In the years since his last Yellow Dog Records album — acclaimed outing, God’s Tattoos — William Lee Ellis earned a PhD in ethnomusicology and is a professor at a New England college. His musical yearnings never left, however, resulting in this new album. Backed by talented friends in current home state Vermont and abroad, the former Memphis-based songwriter and fleet fingerpicker calls on global players with ties to Madagascar, Ghana, Kenya, Scotland, and elsewhere.
The album’s originals and arrangements draw on a diverse palette from blues, spirituals, and country to Ghanaian high life, Chinese yueqin, and Malagasy guitar. Played on an array of instruments from fretless banjo and slide guitar to Ghanaian percussion and Chinese yueqin, the original tunes of Ghost Hymns offer an expansive view of tradition, visiting blues, gospel, high life, and more in a singular journey.

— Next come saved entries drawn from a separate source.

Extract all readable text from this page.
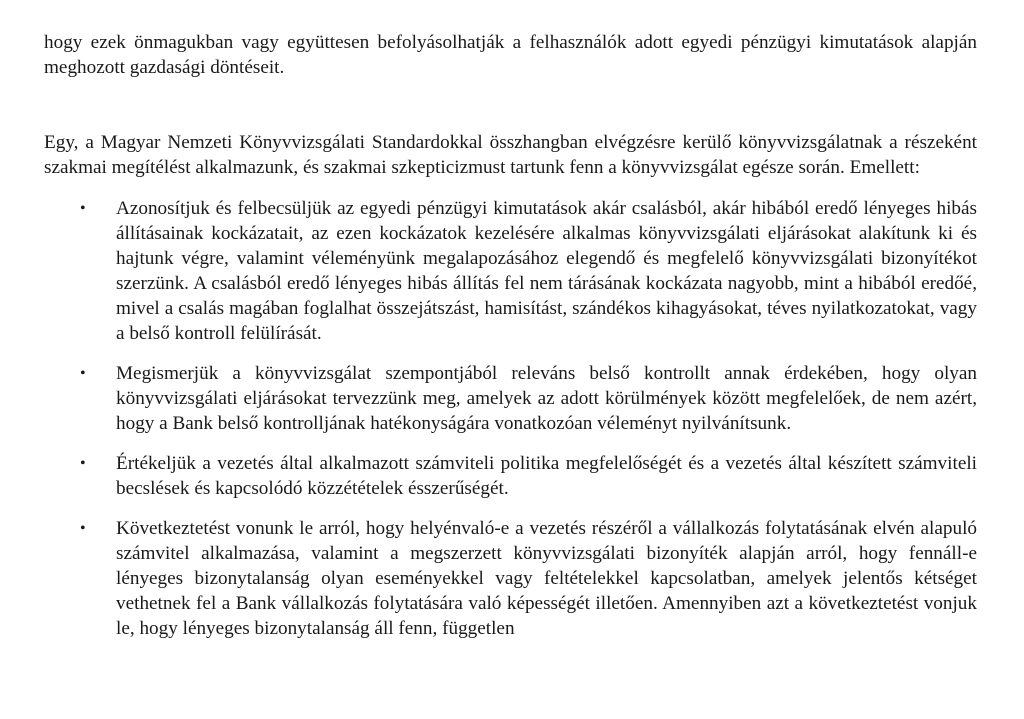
hogy ezek önmagukban vagy együttesen befolyásolhatják a felhasználók adott egyedi pénzügyi kimutatások alapján meghozott gazdasági döntéseit.

Egy, a Magyar Nemzeti Könyvvizsgálati Standardokkal összhangban elvégzésre kerülő könyvvizsgálatnak a részeként szakmai megítélést alkalmazunk, és szakmai szkepticizmust tartunk fenn a könyvvizsgálat egésze során. Emellett:

• Azonosítjuk és felbecsüljük az egyedi pénzügyi kimutatások akár csalásból, akár hibából eredő lényeges hibás állításainak kockázatait, az ezen kockázatok kezelésére alkalmas könyvvizsgálati eljárásokat alakítunk ki és hajtunk végre, valamint véleményünk megalapozásához elegendő és megfelelő könyvvizsgálati bizonyítékot szerzünk. A csalásból eredő lényeges hibás állítás fel nem tárásának kockázata nagyobb, mint a hibából eredőé, mivel a csalás magában foglalhat összejátszást, hamisítást, szándékos kihagyásokat, téves nyilatkozatokat, vagy a belső kontroll felülírását.

• Megismerjük a könyvvizsgálat szempontjából releváns belső kontrollt annak érdekében, hogy olyan könyvvizsgálati eljárásokat tervezzünk meg, amelyek az adott körülmények között megfelelőek, de nem azért, hogy a Bank belső kontrolljának hatékonyságára vonatkozóan véleményt nyilvánítsunk.

• Értékeljük a vezetés által alkalmazott számviteli politika megfelelőségét és a vezetés által készített számviteli becslések és kapcsolódó közzétételek ésszerűségét.

• Következtetést vonunk le arról, hogy helyénvaló-e a vezetés részéről a vállalkozás folytatásának elvén alapuló számvitel alkalmazása, valamint a megszerzett könyvvizsgálati bizonyíték alapján arról, hogy fennáll-e lényeges bizonytalanság olyan eseményekkel vagy feltételekkel kapcsolatban, amelyek jelentős kétséget vethetnek fel a Bank vállalkozás folytatására való képességét illetően. Amennyiben azt a következtetést vonjuk le, hogy lényeges bizonytalanság áll fenn, független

Godson of bluegrass pioneer Bill Monroe and son of onetime Blue Grass Boy and banjoist/composer Tony Ellis, Ellis fils began life living and breathing roots music. Conservatory training followed as did immersion in the fabled fingerpickers of country blues and street gospel — notably Rev. Gary Davis — leading to three renowned releases in the early aughts. Ghost Hymns is a welcome comeback.